A esta Sagrada Familia nos une lo central: la familia es el espacio privilegiado del amor, donde aprendemos a ser amados y a amar. Este es el marco común en el que la mayoría de las familias nos reconocemos. Soy testigo desde el colegio de toda la inversión de amor que se hace en la familia porque hay cosas que no se improvisan. La familia es el primer espacio del amor elevado al grado de misericordia donde adquirimos la mochila básica de seguridad, cuidados, confianza, perdón… que nos van a acompañar toda la vida.

La familia es, también, el lugar donde podemos aprender a cuidar unos de otros, especialmente de los más frágiles y pequeños, y a relacionarnos respetuosamente con los demás y con nuestro entorno. Como dice el Papa Francisco en su encíclica Laudato si´: “En la familia se cultivan los primeros hábitos de amor y cuidado de la vida… se aprende a pedir permiso sin avasallar, a decir `gracias´ como expresión de una sentida valoración de las cosas que recibimos, a dominar la agresividad o la voracidad, y a pedir perdón cuando hacemos algún daño. Estos pequeños gestos de sincera cortesía ayudan a construir una cultura de la vida compartida y del respeto a lo que nos rodea” (LS 213).

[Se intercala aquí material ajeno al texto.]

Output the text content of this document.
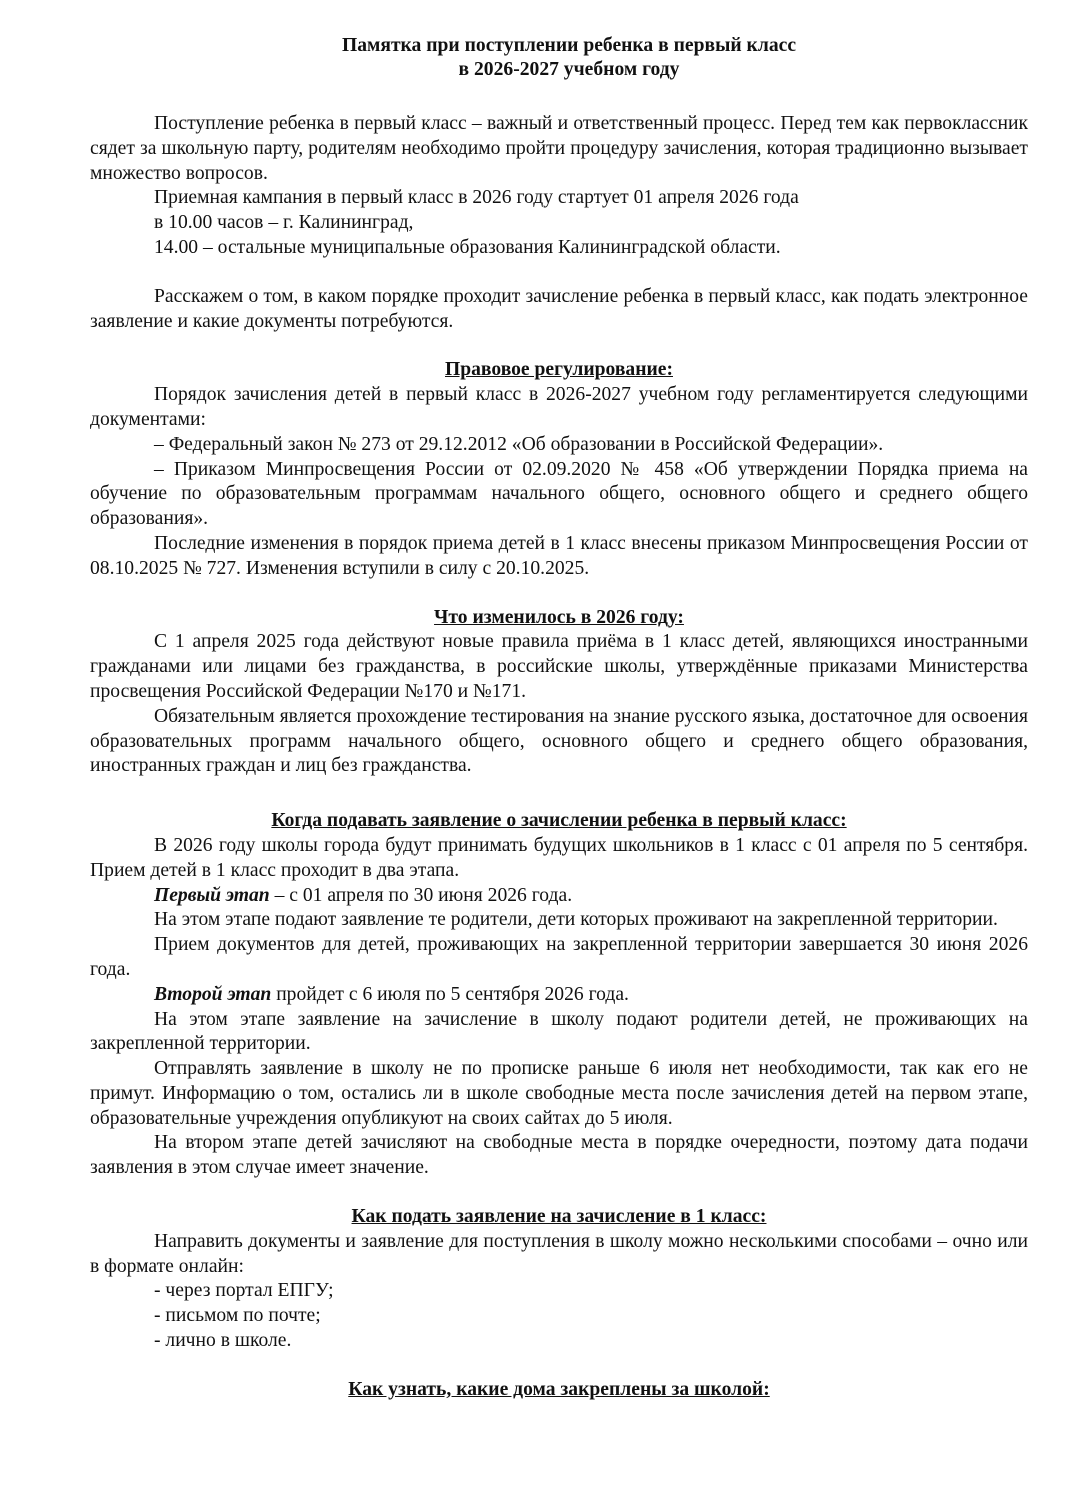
Памятка при поступлении ребенка в первый класс
в 2026-2027 учебном году

Поступление ребенка в первый класс – важный и ответственный процесс. Перед тем как первоклассник сядет за школьную парту, родителям необходимо пройти процедуру зачисления, которая традиционно вызывает множество вопросов.

Приемная кампания в первый класс в 2026 году стартует 01 апреля 2026 года

в 10.00 часов – г. Калининград,

14.00 – остальные муниципальные образования Калининградской области.

Расскажем о том, в каком порядке проходит зачисление ребенка в первый класс, как подать электронное заявление и какие документы потребуются.

Правовое регулирование:

Порядок зачисления детей в первый класс в 2026-2027 учебном году регламентируется следующими документами:

– Федеральный закон № 273 от 29.12.2012 «Об образовании в Российской Федерации».

– Приказом Минпросвещения России от 02.09.2020 № 458 «Об утверждении Порядка приема на обучение по образовательным программам начального общего, основного общего и среднего общего образования».

Последние изменения в порядок приема детей в 1 класс внесены приказом Минпросвещения России от 08.10.2025 № 727. Изменения вступили в силу с 20.10.2025.

Что изменилось в 2026 году:

С 1 апреля 2025 года действуют новые правила приёма в 1 класс детей, являющихся иностранными гражданами или лицами без гражданства, в российские школы, утверждённые приказами Министерства просвещения Российской Федерации №170 и №171.

Обязательным является прохождение тестирования на знание русского языка, достаточное для освоения образовательных программ начального общего, основного общего и среднего общего образования, иностранных граждан и лиц без гражданства.

Когда подавать заявление о зачислении ребенка в первый класс:

В 2026 году школы города будут принимать будущих школьников в 1 класс с 01 апреля по 5 сентября. Прием детей в 1 класс проходит в два этапа.

Первый этап – с 01 апреля по 30 июня 2026 года.

На этом этапе подают заявление те родители, дети которых проживают на закрепленной территории.

Прием документов для детей, проживающих на закрепленной территории завершается 30 июня 2026 года.

Второй этап пройдет с 6 июля по 5 сентября 2026 года.

На этом этапе заявление на зачисление в школу подают родители детей, не проживающих на закрепленной территории.

Отправлять заявление в школу не по прописке раньше 6 июля нет необходимости, так как его не примут. Информацию о том, остались ли в школе свободные места после зачисления детей на первом этапе, образовательные учреждения опубликуют на своих сайтах до 5 июля.

На втором этапе детей зачисляют на свободные места в порядке очередности, поэтому дата подачи заявления в этом случае имеет значение.

Как подать заявление на зачисление в 1 класс:

Направить документы и заявление для поступления в школу можно несколькими способами – очно или в формате онлайн:

- через портал ЕПГУ;
- письмом по почте;
- лично в школе.
Как узнать, какие дома закреплены за школой:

Cartel Jornada de la Sagrada Familia 2015Como familias cristianas también tenemos una fuerte experiencia de Dios como amor y misericordia. Dios también fue el centro de la familia de Nazaret. Sin duda a Él acudieron para buscar explicación a tantas cosas que no podían entender. En estos tiempos difíciles, a Él tenemos que acudir nosotros también para encontrar sosiego y acierto.

Estamos ya a las puertas de la Navidad. Ojalá estos días de fiesta podamos tener el valor de decir “stop” a la locura en la que cierto clima social nos quiere meter y sacar tiempos de calidad en familia para contemplar esa estampa inagotable del portal de Belén que tanto nos habla de cuidados, ternura, pequeños detalles en el seno de la unidad familiar.